Chaque jour, Bruno Donnet regarde la télévision, écoute la radio et scrute les journaux ainsi que les réseaux sociaux pour livrer ses téléscopages. Ce mardi, il s'intéresse à la méthode du journaliste Ladislas de Hoyos pour confondre Klaus Barbie en Bolivie.
Tous les jours, Bruno Donnet décortique la mécanique médiatique.

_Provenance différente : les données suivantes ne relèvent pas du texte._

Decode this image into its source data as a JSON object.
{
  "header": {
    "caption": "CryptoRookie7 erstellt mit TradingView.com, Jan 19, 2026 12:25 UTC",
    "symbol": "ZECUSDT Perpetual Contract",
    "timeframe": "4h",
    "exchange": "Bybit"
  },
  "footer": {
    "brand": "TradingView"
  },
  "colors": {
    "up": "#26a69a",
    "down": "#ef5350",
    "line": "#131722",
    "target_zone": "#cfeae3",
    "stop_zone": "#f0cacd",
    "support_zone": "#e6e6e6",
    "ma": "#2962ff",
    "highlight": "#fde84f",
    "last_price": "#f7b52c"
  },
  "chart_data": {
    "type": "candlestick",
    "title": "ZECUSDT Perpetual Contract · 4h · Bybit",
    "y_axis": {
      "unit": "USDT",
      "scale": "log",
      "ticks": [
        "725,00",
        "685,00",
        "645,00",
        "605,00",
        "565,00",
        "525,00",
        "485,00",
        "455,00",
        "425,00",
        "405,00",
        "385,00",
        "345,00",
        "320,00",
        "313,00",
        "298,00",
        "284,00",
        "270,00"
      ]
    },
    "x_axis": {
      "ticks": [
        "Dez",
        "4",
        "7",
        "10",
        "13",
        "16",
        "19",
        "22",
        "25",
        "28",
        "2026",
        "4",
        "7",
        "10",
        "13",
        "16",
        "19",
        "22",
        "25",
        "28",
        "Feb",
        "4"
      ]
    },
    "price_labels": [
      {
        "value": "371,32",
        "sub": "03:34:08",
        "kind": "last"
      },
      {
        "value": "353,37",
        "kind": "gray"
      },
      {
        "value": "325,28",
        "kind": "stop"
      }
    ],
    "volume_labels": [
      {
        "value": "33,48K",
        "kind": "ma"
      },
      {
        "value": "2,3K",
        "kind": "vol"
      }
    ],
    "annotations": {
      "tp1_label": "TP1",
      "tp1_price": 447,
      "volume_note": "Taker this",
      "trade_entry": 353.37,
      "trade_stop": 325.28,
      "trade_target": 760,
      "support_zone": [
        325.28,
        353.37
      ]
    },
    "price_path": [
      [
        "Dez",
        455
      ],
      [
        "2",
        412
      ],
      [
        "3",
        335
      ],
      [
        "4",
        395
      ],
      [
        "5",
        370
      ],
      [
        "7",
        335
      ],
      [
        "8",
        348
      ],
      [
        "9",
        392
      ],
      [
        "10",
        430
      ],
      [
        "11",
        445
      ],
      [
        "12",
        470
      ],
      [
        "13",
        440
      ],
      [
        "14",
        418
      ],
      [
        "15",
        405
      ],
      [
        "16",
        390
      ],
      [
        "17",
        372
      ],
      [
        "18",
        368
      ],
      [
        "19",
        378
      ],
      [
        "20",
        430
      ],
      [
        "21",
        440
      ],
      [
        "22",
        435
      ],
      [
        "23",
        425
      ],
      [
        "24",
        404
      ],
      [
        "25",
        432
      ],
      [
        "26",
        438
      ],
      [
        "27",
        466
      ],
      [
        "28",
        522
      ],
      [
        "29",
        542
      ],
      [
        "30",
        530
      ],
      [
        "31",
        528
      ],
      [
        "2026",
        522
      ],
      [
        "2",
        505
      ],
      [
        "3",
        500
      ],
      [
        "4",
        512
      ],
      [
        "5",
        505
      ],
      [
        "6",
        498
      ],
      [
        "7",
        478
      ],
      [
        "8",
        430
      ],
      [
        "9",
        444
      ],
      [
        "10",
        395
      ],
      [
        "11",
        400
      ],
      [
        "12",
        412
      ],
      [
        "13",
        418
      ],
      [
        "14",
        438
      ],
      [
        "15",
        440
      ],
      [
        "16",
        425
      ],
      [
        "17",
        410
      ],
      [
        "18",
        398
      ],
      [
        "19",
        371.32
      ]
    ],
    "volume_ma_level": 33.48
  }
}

Ce matin, au lendemain de la célébration de Jean Moulin, il a eu envie de nous raconter l’histoire d’un des plus jolis coups du journalisme et de la télévision.
Hier, Emmanuel Macron s’est déplacé à la prison de Montluc, pour y rendre hommage à l’un des grands héros de la résistance : « Jean Moulin et six de se compagnons étaient arrêtés et incarcérés à Montluc. »
Il a rappelé que c’est à cet endroit que Jean Moulin a été torturé, jusqu’à la mort, par les officiers de la Gestapo et, dans son discours, le président de la république n’a pas manqué de citer un nom : « Chaque jour, les séances de torture infligées par Klaus Barbie se faisaient plus violentes. »
Le nom de Klaus Barbie qui fût donc le bourreau de Jean Moulin mais également celui de plusieurs milliers de résistants et de déportés, juifs, pendant l’occupation.
Alors en entendant parler de Klaus Barbie, hier, Bruno Donnet a eu envie de raconter l’histoire absolument magnifique qui a permis son arrestation.
Car c’est la ruse et l’opiniâtreté d’un journaliste de la télévision française, Ladislas de Hoyos, qui ont permis de confondre Klaus Barbie.
Après la guerre, Klaus Barbie s’est enfuit en Amérique du Sud. Après un court passage par le Pérou, il a finalement trouvé refuge en Bolivie, à La Paz, où il a vécu planqué, pendant plus de 20 ans, sous une fausse identité, celle d’un certain Klaus Altman.
Seulement voilà, en 1972, une folle rumeur court les rédactions parisiennes : Altman et Barbie ne serait en fait qu’un seul et même homme et Barbie se trouverait donc en Bolivie.
Au terme de longues négociations avec les autorités du pays, le journaliste Ladislas de Hoyos parvient à décrocher un entretien avec Klauss Altman. Pourquoi ? Et bien parce que la Bolivie souhaite tordre le cou à cette persistante rumeur.
Les conditions de l’entretien sont draconiennes : le journaliste ne dispose que de quelques minutes, il doit soumettre ses questions, préalablement, au ministère de l’intérieur et s’exprimer exclusivement en espagnol.
Ladislas de Hoyos s’exécute et Monsieur Klaus lui explique donc, droit dans les yeux, ce qui lui tient à cœur de dire aux téléspectateurs français : « Je ne suis pas Barbie. Je vous l’ai dit, je suis Klaus Altman. »
Je ne suis pas Barbie. Je vous l’ai dit, je suis Klaus Altman.
Toutefois, prenant son courage à deux mains, Ladislas de Hoyos va contrarier le plan bolivien. Il va désobéir aux consignes. Et poser à Klaus Altman, une petite question en français : « N’êtes-vous jamais allé à Lyon ? »
Et là, celui qui est sensé n’avoir jamais mis les pieds en France et ne pas comprendre un traitre mot de notre langue, va soudain lui répondre, du tac au tac : « Je ne suis jamais allé à Lyon. »
Je ne suis jamais allé à Lyon ! Aïe.
Voyant le climat se tendre autour de lui et les autorités boliviennes s’assombrir, Ladislas de Hoyos va alors détendre l’atmosphère en faisant répéter à Klaus Altman, d’autres phrases, très à son avantage en français : « Je ne suis pas un assassin. Je ne suis pas un assassin. Je n’ai jamais torturé. Je n’ai jamais torturé. »
Mais le meilleur est à venir. Car Ladislas de Hoyos a en fait fomenté un stratagème, absolument diabolique.
Il a emporté avec lui des photos. Des clichés de Jean Moulin. Il va alors les sortir de sa poche, les tendre à Altman et lui demander de s’en saisir.
Altman s’exécute, il prend les photos à pleines mains, affirme qu’il n’a jamais vu Jean Moulin et rend ses images au journaliste.
Seulement voilà, en touchant ces photos, Altman vient d’y déposer ses empreintes digitales !
Le piège de Ladislas de Hoyos a parfaitement fonctionné et s’est refermé sur le bout des doigts de Klaus.
A son retour en France, le journaliste fera analyser les empreintes par un labo qui conclura qu’Altman et Barbie ne sont en fait qu’un seul et même homme.
Le journalisme, cher Philippe, est aussi une affaire de doigté.